Network Augmentation for Tiny Deep Learning
is presented at ICLR’22. newspaper / code
March 2022: A journal paper that summarizes our philosophies for mobile deep learning:
Enable Deep Learning on Mobile Devices: Methods, Systems, and Applications
We showtime present popular model pinch methods, including pruning, factorization, quantization, as well equally low-cal-weight primitives. To reduce the manual design price, we present the hardware-aware AutoML framework, including neural architecture search (ProxylessNAS, One time-for-all) and automated pruning (AMC) and quantization (HAQ). Nosotros and then encompass efficient on-device training to enable user customization based on the local information on mobile devices (TinyTL).
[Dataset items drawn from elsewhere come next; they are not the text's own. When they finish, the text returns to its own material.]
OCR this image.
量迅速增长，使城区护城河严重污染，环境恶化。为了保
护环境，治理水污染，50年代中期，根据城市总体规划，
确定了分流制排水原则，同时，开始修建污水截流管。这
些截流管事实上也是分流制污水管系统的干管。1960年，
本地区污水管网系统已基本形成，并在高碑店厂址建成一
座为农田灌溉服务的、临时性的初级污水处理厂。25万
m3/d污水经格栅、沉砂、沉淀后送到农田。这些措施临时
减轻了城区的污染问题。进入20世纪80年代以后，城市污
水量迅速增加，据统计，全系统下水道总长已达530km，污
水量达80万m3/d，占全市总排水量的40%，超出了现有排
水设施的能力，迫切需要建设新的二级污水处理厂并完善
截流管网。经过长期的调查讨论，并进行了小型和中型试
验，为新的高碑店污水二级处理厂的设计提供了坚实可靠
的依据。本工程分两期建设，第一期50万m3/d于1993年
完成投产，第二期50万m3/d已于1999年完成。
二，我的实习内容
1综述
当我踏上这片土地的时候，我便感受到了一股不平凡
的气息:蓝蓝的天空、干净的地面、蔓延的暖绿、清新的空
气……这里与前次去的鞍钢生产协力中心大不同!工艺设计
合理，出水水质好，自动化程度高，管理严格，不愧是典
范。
Apart from general acceleration techniques, we too showcase several chore-specific accelerations for point deject, video, and natural language processing by exploiting their spatial sparsity and temporal/token redundancy. Finally, to support all these algorithmic advancements, we introduce the efficient deep learning system design from both software and hardware perspectives.
- March 2022:Low-cal Pose: Efficient Compages for Human Pose Estimation is accepted by CVPR’22. Light Pose accelerates human pose estimation past up to 5x on Snapdragon 855, Jetson Nano and Raspberry Pi.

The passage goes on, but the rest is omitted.